O quarto obstáculo é o pedido do Governo israelita de que a Autoridade Palestiniana reconheça o carácter judaico do Estado de Israel. Para os palestinianos, isto supõe legitimar que os refugiados nunca poderão recuperar as propriedades que perderam e, além disso, coloca em perigo a situação dos cidadãos árabes que têm nacionalidade ou residência israelita, e que vivem em Israel. A população judaica de Israel é de 5.726.000 habitantes (75,5 por cento); os árabes israelitas são 1.548.000 (20,4 por cento).
O quinto grande problema é Jerusalém, dado que Israel reafirmou que está fora de questão negociar o seu estatuto e o controlo israelita.
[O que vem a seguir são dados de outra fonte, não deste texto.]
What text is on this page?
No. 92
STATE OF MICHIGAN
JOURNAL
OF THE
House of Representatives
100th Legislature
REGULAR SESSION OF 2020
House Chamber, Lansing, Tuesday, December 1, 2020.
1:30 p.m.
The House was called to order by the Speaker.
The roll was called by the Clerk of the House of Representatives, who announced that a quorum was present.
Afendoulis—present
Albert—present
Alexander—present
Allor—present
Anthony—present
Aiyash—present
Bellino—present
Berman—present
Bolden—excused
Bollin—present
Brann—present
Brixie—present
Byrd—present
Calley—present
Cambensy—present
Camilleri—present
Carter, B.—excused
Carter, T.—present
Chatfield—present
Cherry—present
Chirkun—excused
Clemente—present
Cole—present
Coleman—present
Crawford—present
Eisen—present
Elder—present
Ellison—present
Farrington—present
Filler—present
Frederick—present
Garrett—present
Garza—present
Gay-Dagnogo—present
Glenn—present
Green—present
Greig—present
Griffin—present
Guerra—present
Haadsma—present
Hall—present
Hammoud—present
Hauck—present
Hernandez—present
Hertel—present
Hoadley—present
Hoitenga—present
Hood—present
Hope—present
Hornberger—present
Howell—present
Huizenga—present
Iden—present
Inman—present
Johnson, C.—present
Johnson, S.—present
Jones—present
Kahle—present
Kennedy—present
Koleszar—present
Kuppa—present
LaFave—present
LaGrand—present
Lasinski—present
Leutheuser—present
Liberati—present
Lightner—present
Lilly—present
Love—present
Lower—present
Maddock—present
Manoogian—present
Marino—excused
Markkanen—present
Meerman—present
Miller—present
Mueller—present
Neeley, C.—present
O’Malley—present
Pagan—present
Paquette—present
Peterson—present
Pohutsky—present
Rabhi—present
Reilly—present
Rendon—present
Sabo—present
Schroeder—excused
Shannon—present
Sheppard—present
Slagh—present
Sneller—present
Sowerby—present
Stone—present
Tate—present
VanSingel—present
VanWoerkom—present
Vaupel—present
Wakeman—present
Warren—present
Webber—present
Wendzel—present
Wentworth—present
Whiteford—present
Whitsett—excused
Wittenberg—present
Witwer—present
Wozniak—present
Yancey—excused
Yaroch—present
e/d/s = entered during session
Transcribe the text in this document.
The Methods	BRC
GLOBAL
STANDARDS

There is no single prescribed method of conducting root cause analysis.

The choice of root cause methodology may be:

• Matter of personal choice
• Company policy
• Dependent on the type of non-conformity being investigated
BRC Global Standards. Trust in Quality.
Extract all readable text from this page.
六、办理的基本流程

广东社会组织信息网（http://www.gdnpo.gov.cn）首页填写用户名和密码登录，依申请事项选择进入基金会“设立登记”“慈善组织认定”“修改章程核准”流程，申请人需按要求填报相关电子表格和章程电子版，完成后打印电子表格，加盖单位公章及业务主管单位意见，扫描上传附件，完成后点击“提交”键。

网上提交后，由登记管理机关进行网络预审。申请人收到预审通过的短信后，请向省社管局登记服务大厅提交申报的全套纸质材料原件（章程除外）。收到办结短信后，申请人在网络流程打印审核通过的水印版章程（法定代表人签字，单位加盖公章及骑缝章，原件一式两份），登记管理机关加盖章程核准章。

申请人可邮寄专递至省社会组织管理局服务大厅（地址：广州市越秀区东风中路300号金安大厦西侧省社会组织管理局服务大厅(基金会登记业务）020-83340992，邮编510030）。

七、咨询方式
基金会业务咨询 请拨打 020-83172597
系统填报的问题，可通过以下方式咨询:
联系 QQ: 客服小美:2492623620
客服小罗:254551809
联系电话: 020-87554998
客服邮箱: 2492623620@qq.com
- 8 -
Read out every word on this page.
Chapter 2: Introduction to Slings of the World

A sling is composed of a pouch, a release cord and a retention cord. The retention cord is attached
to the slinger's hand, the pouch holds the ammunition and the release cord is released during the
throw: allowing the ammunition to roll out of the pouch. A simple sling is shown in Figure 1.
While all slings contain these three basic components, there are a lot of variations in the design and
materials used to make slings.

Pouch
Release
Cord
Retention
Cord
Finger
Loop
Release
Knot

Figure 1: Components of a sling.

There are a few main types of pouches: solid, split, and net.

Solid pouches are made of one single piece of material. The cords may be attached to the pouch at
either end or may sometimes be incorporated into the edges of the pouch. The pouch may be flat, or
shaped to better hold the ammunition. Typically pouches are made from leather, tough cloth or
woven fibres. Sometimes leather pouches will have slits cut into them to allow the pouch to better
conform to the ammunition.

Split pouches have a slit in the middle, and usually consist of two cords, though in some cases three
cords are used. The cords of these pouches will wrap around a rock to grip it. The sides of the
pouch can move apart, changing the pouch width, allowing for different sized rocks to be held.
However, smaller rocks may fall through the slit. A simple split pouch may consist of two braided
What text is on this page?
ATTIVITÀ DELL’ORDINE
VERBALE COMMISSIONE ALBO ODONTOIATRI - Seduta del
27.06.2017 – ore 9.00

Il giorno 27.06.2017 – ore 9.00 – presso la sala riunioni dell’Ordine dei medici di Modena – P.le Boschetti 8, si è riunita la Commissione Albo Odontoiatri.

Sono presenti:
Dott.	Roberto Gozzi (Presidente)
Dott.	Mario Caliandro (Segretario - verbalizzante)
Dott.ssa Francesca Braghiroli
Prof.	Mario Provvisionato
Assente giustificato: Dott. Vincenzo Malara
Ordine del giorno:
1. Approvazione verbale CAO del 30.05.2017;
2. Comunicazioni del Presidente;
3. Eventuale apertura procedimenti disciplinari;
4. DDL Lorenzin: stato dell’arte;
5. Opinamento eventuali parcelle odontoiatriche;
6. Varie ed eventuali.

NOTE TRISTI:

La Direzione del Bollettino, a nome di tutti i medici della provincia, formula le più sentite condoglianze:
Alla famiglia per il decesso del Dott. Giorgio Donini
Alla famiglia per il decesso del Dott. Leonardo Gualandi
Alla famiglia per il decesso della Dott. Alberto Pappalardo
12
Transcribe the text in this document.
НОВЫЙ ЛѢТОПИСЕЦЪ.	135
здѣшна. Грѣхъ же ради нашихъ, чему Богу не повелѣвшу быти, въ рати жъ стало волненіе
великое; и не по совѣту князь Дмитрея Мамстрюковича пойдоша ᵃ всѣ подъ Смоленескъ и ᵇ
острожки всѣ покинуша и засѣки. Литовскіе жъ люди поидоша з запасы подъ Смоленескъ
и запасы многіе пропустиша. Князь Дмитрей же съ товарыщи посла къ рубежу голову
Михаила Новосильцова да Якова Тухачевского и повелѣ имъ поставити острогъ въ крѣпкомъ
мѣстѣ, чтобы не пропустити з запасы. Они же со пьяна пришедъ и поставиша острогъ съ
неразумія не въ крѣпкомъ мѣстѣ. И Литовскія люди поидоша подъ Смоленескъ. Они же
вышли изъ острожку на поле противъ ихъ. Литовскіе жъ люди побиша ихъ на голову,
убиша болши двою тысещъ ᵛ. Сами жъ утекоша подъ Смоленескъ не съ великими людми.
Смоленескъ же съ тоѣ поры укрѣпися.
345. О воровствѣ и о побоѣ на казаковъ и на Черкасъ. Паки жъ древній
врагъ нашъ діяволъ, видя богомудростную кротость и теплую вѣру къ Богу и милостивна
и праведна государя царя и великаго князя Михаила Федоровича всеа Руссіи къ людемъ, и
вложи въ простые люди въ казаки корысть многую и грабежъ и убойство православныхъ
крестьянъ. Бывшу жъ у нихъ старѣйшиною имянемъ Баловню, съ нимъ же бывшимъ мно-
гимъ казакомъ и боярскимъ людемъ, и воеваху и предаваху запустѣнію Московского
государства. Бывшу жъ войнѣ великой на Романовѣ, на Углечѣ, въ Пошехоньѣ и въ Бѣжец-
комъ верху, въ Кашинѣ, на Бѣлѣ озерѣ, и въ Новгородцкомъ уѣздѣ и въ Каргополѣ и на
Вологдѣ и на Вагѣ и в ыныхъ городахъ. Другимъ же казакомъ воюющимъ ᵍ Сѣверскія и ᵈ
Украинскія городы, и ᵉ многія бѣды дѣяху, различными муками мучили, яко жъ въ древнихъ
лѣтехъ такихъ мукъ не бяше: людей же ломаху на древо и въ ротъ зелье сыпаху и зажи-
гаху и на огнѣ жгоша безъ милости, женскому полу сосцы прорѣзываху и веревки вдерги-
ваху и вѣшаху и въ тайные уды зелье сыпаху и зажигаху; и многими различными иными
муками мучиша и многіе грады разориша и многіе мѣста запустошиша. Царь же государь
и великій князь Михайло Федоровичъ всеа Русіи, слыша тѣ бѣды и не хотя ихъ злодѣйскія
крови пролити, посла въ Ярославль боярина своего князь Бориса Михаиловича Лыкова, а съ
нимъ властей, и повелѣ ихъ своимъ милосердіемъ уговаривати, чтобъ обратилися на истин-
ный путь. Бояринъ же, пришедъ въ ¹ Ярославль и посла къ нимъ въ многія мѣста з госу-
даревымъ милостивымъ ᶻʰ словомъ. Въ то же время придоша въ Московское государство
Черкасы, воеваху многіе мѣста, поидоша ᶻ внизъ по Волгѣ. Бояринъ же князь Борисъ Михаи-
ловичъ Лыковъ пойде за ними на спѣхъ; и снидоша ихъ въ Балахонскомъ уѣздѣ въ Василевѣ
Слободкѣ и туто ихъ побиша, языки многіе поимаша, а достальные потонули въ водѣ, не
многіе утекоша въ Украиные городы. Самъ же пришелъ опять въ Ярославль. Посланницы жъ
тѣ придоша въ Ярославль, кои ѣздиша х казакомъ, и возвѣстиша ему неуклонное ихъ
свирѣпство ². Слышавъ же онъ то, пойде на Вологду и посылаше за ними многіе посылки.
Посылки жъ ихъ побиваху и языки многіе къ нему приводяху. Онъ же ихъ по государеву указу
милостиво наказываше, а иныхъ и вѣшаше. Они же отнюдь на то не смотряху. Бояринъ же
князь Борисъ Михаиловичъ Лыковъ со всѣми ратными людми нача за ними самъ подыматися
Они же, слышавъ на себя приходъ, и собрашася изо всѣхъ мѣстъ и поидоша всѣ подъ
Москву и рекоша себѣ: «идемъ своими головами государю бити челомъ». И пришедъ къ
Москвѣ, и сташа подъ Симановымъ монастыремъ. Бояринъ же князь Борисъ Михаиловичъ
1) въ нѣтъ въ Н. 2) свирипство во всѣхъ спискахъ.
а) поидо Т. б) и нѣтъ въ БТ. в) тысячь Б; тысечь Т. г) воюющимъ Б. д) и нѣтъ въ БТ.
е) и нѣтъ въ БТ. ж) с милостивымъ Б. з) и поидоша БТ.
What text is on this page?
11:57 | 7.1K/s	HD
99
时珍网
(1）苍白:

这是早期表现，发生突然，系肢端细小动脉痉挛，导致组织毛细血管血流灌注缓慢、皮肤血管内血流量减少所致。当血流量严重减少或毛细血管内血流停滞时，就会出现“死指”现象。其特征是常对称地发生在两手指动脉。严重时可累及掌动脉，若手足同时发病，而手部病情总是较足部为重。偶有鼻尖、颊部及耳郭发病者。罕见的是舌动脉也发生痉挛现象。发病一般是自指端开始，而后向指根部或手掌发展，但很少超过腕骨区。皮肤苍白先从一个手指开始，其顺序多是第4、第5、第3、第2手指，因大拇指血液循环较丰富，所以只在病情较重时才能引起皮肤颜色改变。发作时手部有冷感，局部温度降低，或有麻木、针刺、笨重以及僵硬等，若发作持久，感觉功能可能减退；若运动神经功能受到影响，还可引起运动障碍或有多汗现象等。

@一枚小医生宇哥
Como afirmou em 2009 o primeiro-ministro Netanyahu: "Jerusalém não é um colonato mas sim a capital histórica de Israel".
Estes não são os únicos problemas, mas se se conseguir superar o dia 26 de Setembro, e os Estados Unidos e o Quarteto (União Europeia, Estados Unidos, Nações Unidas e Rússia) mantiverem uma firme posição a favor da solução dos dois Estados, então talvez se possa avançar para outros escalões igualmente complexos.
* Directot do NOREF - Centro Norueguês de Construção da Paz, em Oslo.